Though defendants call our attention to the fact that NIA-II's president testified that NIA-II would never have agreed to pay plaintiff additional consideration on his Warrant, plaintiff has offered evidence demonstrating that NIA-II was anxious to settle his lawsuit in contemplation of the MMA sale. More importantly at this procedural stage, as noted by plaintiff's expert report, plaintiff was not obligated to execute the Redemption Agreement, and thus could have exercised his unexpired Warrant in time to receive additional compensation from the sale of NIA-II to MMA.
We also disagree that determination of plaintiff's damages would be "purely speculative," since plaintiff could calculate his loss by multiplying the number of equity units he was entitled to acquire under the Warrant by the value of an equity unit paid by MMA for the acquisition of NIA-II, minus his cost to purchase the units.
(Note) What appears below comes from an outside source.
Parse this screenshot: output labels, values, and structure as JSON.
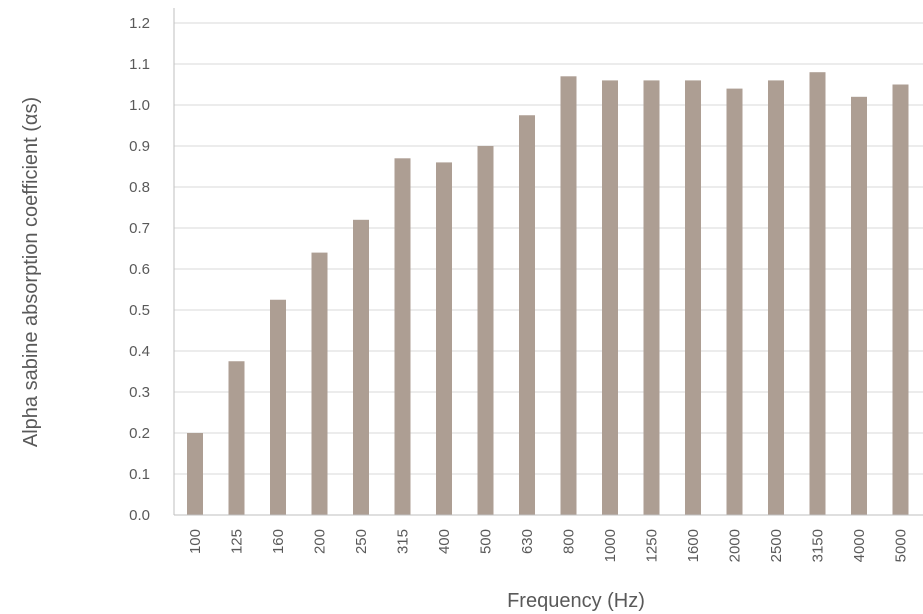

For the foregoing reasons, we reverse the Law Division's order of August 10, 2012, and remand the matter for proceedings consistent with our opinion. On remand, we deem it in the interests of justice to afford the parties an opportunity for supplemental discovery to arrange new or amended expert reports addressing the applicable standard of care, the presence and extent of the alleged breach and whether such breach proximately caused financial injury to plaintiff. See Estate of Spencer, supra, 400 N.J. Super. at 255-56. We do not retain jurisdiction. I hereby certify that the foregoing is a true copy of the original on file in my office.